The original contract stated that the GetFileContent() method should return the content of a file that was previously stored using the StoreFile() method. Now, after we split it into two contracts, no individual class or interface has such responsibility since no class or interface has the two methods together. Where did this responsibility go?
The Composition Root
Applying these SOLID principles, we are making our individual classes and interfaces simpler. Instead of having few big classes that have big responsibilities and know much about the system, we are having small and simple classes that have smaller responsibilities and that know less about the system. We are having more contracts that each have lesser conditions.
Where is this responsibility going? Where is this knowledge of the system going?
To the Composition Root.
The Composition Root is the place in an application where we wire all our classes together to create the object graph that constitutes the application. After we apply the SRP and the ISP, the responsibility of the Composition Root is much higher.
Before applying these principles, the Composition Root had only a few big puzzle pieces to put together. Now, it has a lot of smaller puzzle pieces that it needs to put together.
In our example, the Composition Root is responsible for making sure that the IFileStoreReader implementation that is injected into the DownloadController, can return the content of files uploaded by using the IFileStoreWriter implementation injected into the UploadController.
Before splitting IFileStore into these two interfaces, the Composition Root had no such responsibility. The IFileStore implementation had this responsibility then.
Although it is harder to break the LSP now, we can still break the application by composing our object graph in an incorrect way. E.g., by injecting some implementation of some interface into the wrong place.
But now, the responsibility of not breaking the application is where it should be; the entity that constitutes the application, i.e., the Composition Root.
To summarize the responsibilities:
- Individual classes have the responsibility to abide by the implementer part of the contracts they implement (usually a single contract if we apply the SOLID principles)
- Individual classes have the responsibility to abide by the consumer part of the contracts of the dependencies that they have.
- The Composition Root has the responsibility of creating the individual objects and wiring them correctly so that the application does what it is supposed to do. This is not an easy thing to do because individual classes are highly composable and we can easily compose them in a way that does not match the application’s requirement.
The Null Object Pattern
One pattern that is related to the argument of this article is the Null Object Pattern. With this pattern, we create an implementation of a specific interface that actually does nothing. There are many uses for such a pattern. For example, sometimes when we want to modify the application to turn off a specific feature. Instead of changing the code in the consuming class, we simply inject a Null Object to it.
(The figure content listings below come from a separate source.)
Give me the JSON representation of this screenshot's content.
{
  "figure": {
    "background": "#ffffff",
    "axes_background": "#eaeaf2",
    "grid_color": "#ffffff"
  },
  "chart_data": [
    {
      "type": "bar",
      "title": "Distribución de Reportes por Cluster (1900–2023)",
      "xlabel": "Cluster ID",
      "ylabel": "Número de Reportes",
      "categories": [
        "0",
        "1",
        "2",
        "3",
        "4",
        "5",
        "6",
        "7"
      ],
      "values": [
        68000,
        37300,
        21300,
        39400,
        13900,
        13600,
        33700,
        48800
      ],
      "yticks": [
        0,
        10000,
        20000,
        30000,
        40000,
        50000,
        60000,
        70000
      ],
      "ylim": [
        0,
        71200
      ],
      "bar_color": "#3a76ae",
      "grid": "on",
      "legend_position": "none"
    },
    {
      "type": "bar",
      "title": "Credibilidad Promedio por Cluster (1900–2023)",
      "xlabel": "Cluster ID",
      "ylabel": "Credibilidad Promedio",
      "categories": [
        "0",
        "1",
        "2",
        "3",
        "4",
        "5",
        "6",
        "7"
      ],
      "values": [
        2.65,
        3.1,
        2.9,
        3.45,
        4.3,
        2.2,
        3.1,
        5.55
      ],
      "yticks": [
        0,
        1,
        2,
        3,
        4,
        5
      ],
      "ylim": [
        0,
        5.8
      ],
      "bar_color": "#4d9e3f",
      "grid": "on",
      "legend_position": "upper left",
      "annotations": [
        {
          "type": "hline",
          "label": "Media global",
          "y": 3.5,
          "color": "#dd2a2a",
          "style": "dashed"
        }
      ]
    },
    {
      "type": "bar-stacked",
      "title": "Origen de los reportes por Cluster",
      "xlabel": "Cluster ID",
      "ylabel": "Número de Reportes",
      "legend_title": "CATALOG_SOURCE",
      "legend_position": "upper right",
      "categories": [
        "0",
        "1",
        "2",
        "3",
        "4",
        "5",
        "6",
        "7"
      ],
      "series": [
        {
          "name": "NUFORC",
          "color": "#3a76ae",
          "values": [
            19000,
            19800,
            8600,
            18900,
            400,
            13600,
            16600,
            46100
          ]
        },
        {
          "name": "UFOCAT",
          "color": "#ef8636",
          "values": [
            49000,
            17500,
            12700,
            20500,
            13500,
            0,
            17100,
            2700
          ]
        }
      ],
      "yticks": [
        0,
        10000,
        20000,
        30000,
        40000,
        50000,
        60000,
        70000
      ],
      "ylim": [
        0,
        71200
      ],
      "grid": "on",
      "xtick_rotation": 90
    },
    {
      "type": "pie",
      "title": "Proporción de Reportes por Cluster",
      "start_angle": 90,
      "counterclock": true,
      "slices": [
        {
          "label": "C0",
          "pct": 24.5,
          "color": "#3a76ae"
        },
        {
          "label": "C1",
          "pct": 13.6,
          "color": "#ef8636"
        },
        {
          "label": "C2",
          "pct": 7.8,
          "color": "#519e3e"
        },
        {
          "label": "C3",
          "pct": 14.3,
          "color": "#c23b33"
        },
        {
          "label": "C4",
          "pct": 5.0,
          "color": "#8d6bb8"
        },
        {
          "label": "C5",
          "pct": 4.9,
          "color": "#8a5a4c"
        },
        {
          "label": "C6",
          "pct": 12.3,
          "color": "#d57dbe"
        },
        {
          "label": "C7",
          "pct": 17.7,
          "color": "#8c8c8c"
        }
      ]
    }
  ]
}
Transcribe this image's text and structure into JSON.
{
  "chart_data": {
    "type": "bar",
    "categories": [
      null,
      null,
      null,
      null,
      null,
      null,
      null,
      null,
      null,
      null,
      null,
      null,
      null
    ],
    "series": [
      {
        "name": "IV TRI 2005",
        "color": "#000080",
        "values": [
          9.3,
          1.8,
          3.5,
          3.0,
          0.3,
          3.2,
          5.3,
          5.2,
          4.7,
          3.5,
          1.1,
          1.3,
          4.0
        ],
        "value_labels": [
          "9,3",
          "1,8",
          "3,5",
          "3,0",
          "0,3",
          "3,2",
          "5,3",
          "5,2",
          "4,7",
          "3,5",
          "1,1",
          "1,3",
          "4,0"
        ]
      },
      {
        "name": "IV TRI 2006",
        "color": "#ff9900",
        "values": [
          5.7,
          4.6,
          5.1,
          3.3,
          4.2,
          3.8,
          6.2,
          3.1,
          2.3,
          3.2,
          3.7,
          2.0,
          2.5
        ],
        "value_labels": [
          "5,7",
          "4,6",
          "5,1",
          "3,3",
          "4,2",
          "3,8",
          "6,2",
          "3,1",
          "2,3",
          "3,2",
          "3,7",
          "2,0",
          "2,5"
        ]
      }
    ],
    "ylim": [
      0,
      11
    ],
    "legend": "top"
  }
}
For example, in the case of our IFileStoreWriter, we could create a NullFileStoreWriter that does nothing when the StoreFile method is invoked.
Imagine what would happen if we inject this implementation into every place where IFileStoreWriter is expected. This will most probably break the application. Does the Null Object Pattern violate LSP?
When we apply SOLID principles, the SRP and the ISP in particular, we get a large number of classes and contracts. Such configuration means that we have a set of highly composable components that we initially compose in a particular way but that can be easily composed in a different way to meet new requirements.
Such composition happens in the Composition Root. In this article, I argued that the Composition Root has a bigger responsibility of not breaking the application and thus individual classes need only care about not violating the contracts they deal with in order not to violate the LSP.